When you're considering selling your car, there are two primary types of ads you may need to write: classified print ads and online ads. Since they will be advertised in two different mediums, the requirements for writing an attractive ad are different as well.
- Follow the format. The standard classified ad format generally follows this pattern: Year, Make, Model. After that, it becomes arbitrary, but you should include information about transmission, accessories, mileage, condition, color, price, and your phone number.
Use correct abbreviations. You should always use the proper abbreviations for writing classified car ads. If you don't know them, take a look at Edmunds.
Include price. The most important aspect of a classified ad is the price. If you say, "Call for price," then buyers will likely assume that your car is overpriced and most won't even consider it in their search. See #4 below for a quick overview of how to appraise your car.

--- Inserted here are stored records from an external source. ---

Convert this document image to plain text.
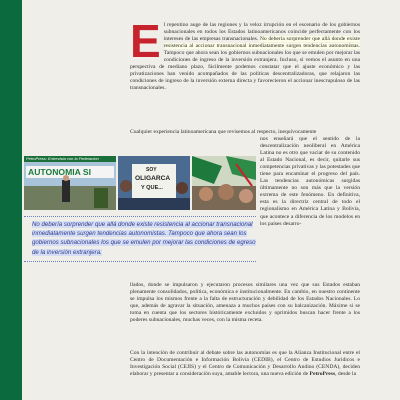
El repentino auge de las regiones y la veloz irrupción en el escenario de los gobiernos subnacionales en todos los Estados latinoamericanos coincide perfectamente con los intereses de las empresas transnacionales. No debería sorprender que allá donde existe resistencia al accionar transnacional inmediatamente surgen tendencias autonomistas. Tampoco que ahora sean los gobiernos subnacionales los que se emulen por mejorar las condiciones de ingreso de la inversión extranjera. Incluso, si vemos el asunto en una perspectiva de mediano plazo, fácilmente podemos constatar que el ajuste económico y las privatizaciones han venido acompañados de las políticas descentralizadoras, que relajaron las condiciones de ingreso de la inversión externa directa y favorecieron el accionar inescrupuloso de las transnacionales.

Cualquier experiencia latinoamericana que revisemos al respecto, inequívocamente

PetroPress: Entrevista con la Federacion
AUTONOMIA SI	SOY
OLIGARCA
Y QUE...

nos enseñará que el sentido de la descentralización neoliberal en América Latina no es otro que vaciar de su contenido al Estado Nacional, es decir, quitarle sus competencias privativas y las potestades que tiene para encaminar el progreso del país. Las tendencias autonómicas surgidas últimamente no son más que la versión extrema de este fenómeno. En definitiva, esta es la directriz central de todo el regionalismo en América Latina y Bolivia, que acontece a diferencia de los modelos en los países desarro-

No debería sorprender que allá donde existe resistencia al accionar transnacional inmediatamente surgen tendencias autonomistas. Tampoco que ahora sean los gobiernos subnacionales los que se emulen por mejorar las condiciones de egreso de la inversión extranjera.

llados, donde se impulsaron y ejecutaron procesos similares una vez que sus Estados estaban plenamente consolidados, política, económica e institucionalmente. En cambio, en nuestro continente se impulsa los mismos frente a la falta de estructuración y debilidad de los Estados Nacionales. Lo que, además de agravar la situación, amenaza a muchos países con su balcanización. Máxime si se toma en cuenta que los sectores históricamente excluidos y oprimidos buscan hacer frente a los poderes subnacionales, muchas veces, con la misma receta.

Con la intención de contribuir al debate sobre las autonomías es que la Alianza Institucional entre el Centro de Documentación e Información Bolivia (CEDIB), el Centro de Estudios Jurídicos e Investigación Social (CEJIS) y el Centro de Comunicación y Desarrollo Andino (CENDA), deciden elaborar y presentar a consideración suya, amable lectora, una nueva edición de PetroPress, desde la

- Use lots of pictures. You know the old saying "A picture's worth a thousand words?" Keep that in mind when selling your car online. Since people usually can't see the car before purchasing from a national posting, pictures are the key to getting the sale. If there are problems with the car, take a close-up, detailed picture of the problem. This demonstrates to buyers that you are willing to be completely honest with them by disclosing all the facts.

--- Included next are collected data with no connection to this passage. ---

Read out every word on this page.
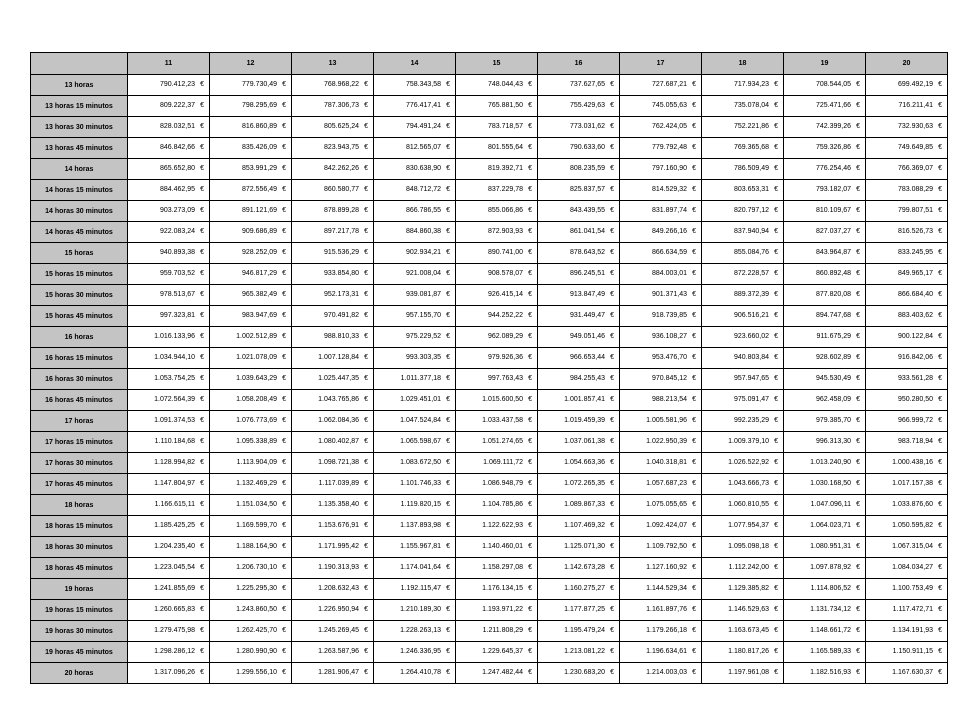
	11	12	13	14	15	16	17	18	19	20
13 horas	790.412,23 €	779.730,49 €	768.968,22 €	758.343,58 €	748.044,43 €	737.627,65 €	727.687,21 €	717.934,23 €	708.544,05 €	699.492,19 €

13 horas 15 minutos	809.222,37 €	798.295,69 €	787.306,73 €	776.417,41 €	765.881,50 €	755.429,63 €	745.055,63 €	735.078,04 €	725.471,66 €	716.211,41 €

13 horas 30 minutos	828.032,51 €	816.860,89 €	805.625,24 €	794.491,24 €	783.718,57 €	773.031,62 €	762.424,05 €	752.221,86 €	742.399,26 €	732.930,63 €

13 horas 45 minutos	846.842,66 €	835.426,09 €	823.943,75 €	812.565,07 €	801.555,64 €	790.633,60 €	779.792,48 €	769.365,68 €	759.326,86 €	749.649,85 €

14 horas	865.652,80 €	853.991,29 €	842.262,26 €	830.638,90 €	819.392,71 €	808.235,59 €	797.160,90 €	786.509,49 €	776.254,46 €	766.369,07 €

14 horas 15 minutos	884.462,95 €	872.556,49 €	860.580,77 €	848.712,72 €	837.229,78 €	825.837,57 €	814.529,32 €	803.653,31 €	793.182,07 €	783.088,29 €

14 horas 30 minutos	903.273,09 €	891.121,69 €	878.899,28 €	866.786,55 €	855.066,86 €	843.439,55 €	831.897,74 €	820.797,12 €	810.109,67 €	799.807,51 €

14 horas 45 minutos	922.083,24 €	909.686,89 €	897.217,78 €	884.860,38 €	872.903,93 €	861.041,54 €	849.266,16 €	837.940,94 €	827.037,27 €	816.526,73 €

15 horas	940.893,38 €	928.252,09 €	915.536,29 €	902.934,21 €	890.741,00 €	878.643,52 €	866.634,59 €	855.084,76 €	843.964,87 €	833.245,95 €

15 horas 15 minutos	959.703,52 €	946.817,29 €	933.854,80 €	921.008,04 €	908.578,07 €	896.245,51 €	884.003,01 €	872.228,57 €	860.892,48 €	849.965,17 €

15 horas 30 minutos	978.513,67 €	965.382,49 €	952.173,31 €	939.081,87 €	926.415,14 €	913.847,49 €	901.371,43 €	889.372,39 €	877.820,08 €	866.684,40 €

15 horas 45 minutos	997.323,81 €	983.947,69 €	970.491,82 €	957.155,70 €	944.252,22 €	931.449,47 €	918.739,85 €	906.516,21 €	894.747,68 €	883.403,62 €

16 horas	1.016.133,96 €	1.002.512,89 €	988.810,33 €	975.229,52 €	962.089,29 €	949.051,46 €	936.108,27 €	923.660,02 €	911.675,29 €	900.122,84 €

16 horas 15 minutos	1.034.944,10 €	1.021.078,09 €	1.007.128,84 €	993.303,35 €	979.926,36 €	966.653,44 €	953.476,70 €	940.803,84 €	928.602,89 €	916.842,06 €

16 horas 30 minutos	1.053.754,25 €	1.039.643,29 €	1.025.447,35 €	1.011.377,18 €	997.763,43 €	984.255,43 €	970.845,12 €	957.947,65 €	945.530,49 €	933.561,28 €

16 horas 45 minutos	1.072.564,39 €	1.058.208,49 €	1.043.765,86 €	1.029.451,01 €	1.015.600,50 €	1.001.857,41 €	988.213,54 €	975.091,47 €	962.458,09 €	950.280,50 €

17 horas	1.091.374,53 €	1.076.773,69 €	1.062.084,36 €	1.047.524,84 €	1.033.437,58 €	1.019.459,39 €	1.005.581,96 €	992.235,29 €	979.385,70 €	966.999,72 €

17 horas 15 minutos	1.110.184,68 €	1.095.338,89 €	1.080.402,87 €	1.065.598,67 €	1.051.274,65 €	1.037.061,38 €	1.022.950,39 €	1.009.379,10 €	996.313,30 €	983.718,94 €

17 horas 30 minutos	1.128.994,82 €	1.113.904,09 €	1.098.721,38 €	1.083.672,50 €	1.069.111,72 €	1.054.663,36 €	1.040.318,81 €	1.026.522,92 €	1.013.240,90 €	1.000.438,16 €

17 horas 45 minutos	1.147.804,97 €	1.132.469,29 €	1.117.039,89 €	1.101.746,33 €	1.086.948,79 €	1.072.265,35 €	1.057.687,23 €	1.043.666,73 €	1.030.168,50 €	1.017.157,38 €

18 horas	1.166.615,11 €	1.151.034,50 €	1.135.358,40 €	1.119.820,15 €	1.104.785,86 €	1.089.867,33 €	1.075.055,65 €	1.060.810,55 €	1.047.096,11 €	1.033.876,60 €

18 horas 15 minutos	1.185.425,25 €	1.169.599,70 €	1.153.676,91 €	1.137.893,98 €	1.122.622,93 €	1.107.469,32 €	1.092.424,07 €	1.077.954,37 €	1.064.023,71 €	1.050.595,82 €

18 horas 30 minutos	1.204.235,40 €	1.188.164,90 €	1.171.995,42 €	1.155.967,81 €	1.140.460,01 €	1.125.071,30 €	1.109.792,50 €	1.095.098,18 €	1.080.951,31 €	1.067.315,04 €

18 horas 45 minutos	1.223.045,54 €	1.206.730,10 €	1.190.313,93 €	1.174.041,64 €	1.158.297,08 €	1.142.673,28 €	1.127.160,92 €	1.112.242,00 €	1.097.878,92 €	1.084.034,27 €

19 horas	1.241.855,69 €	1.225.295,30 €	1.208.632,43 €	1.192.115,47 €	1.176.134,15 €	1.160.275,27 €	1.144.529,34 €	1.129.385,82 €	1.114.806,52 €	1.100.753,49 €

19 horas 15 minutos	1.260.665,83 €	1.243.860,50 €	1.226.950,94 €	1.210.189,30 €	1.193.971,22 €	1.177.877,25 €	1.161.897,76 €	1.146.529,63 €	1.131.734,12 €	1.117.472,71 €

19 horas 30 minutos	1.279.475,98 €	1.262.425,70 €	1.245.269,45 €	1.228.263,13 €	1.211.808,29 €	1.195.479,24 €	1.179.266,18 €	1.163.673,45 €	1.148.661,72 €	1.134.191,93 €

19 horas 45 minutos	1.298.286,12 €	1.280.990,90 €	1.263.587,96 €	1.246.336,95 €	1.229.645,37 €	1.213.081,22 €	1.196.634,61 €	1.180.817,26 €	1.165.589,33 €	1.150.911,15 €

20 horas	1.317.096,26 €	1.299.556,10 €	1.281.906,47 €	1.264.410,78 €	1.247.482,44 €	1.230.683,20 €	1.214.003,03 €	1.197.961,08 €	1.182.516,93 €	1.167.630,37 €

Details, details, details. The best descriptions aren't those with a long list of adjectives. Instead, they include significant details about the car that are described using a few well-chosen, descriptive words.
Brag about the positive traits. Identify your selling points. For instance, if you're selling a convertible during the summer, highlight that the convertible is perfect for road trips. If gas prices are high at the time, tout the gas mileage as the major selling point.
Talk about the price. The most attractive part of your sale will always be your price. Always include it. If you're not sure how much to charge, then you need to take the steps to determining an accurate value. Here's a quick overview of how to appraise your car:
- Check around on websites such as Edmunds, Kelly Blue Book, and Nada Guides to determine an approximate value for your car. Some of these sites don't provide a private party value, but you can estimate a good selling price by averaging the trade-in price with the dealer price.
- Be honest with yourself and make necessary deductions for imperfections that auto guides cannot predict. For instance, you can't tell the guide that somebody keyed your car six months ago. Knock down the price if the tires are badly worn or if there are stains on the upholstery. Also, consider the market conditions. If gas is expensive, then it may be harder to sell a car that gets poor gas mileage. Similarly, convertibles sell better during the summer.
Whether you're selling your car in the classifieds or online, if you follow these steps you should be able to appraise your car appropriately and write ads that are attractive to buyers based on the quality of the pictures, the writing and the price.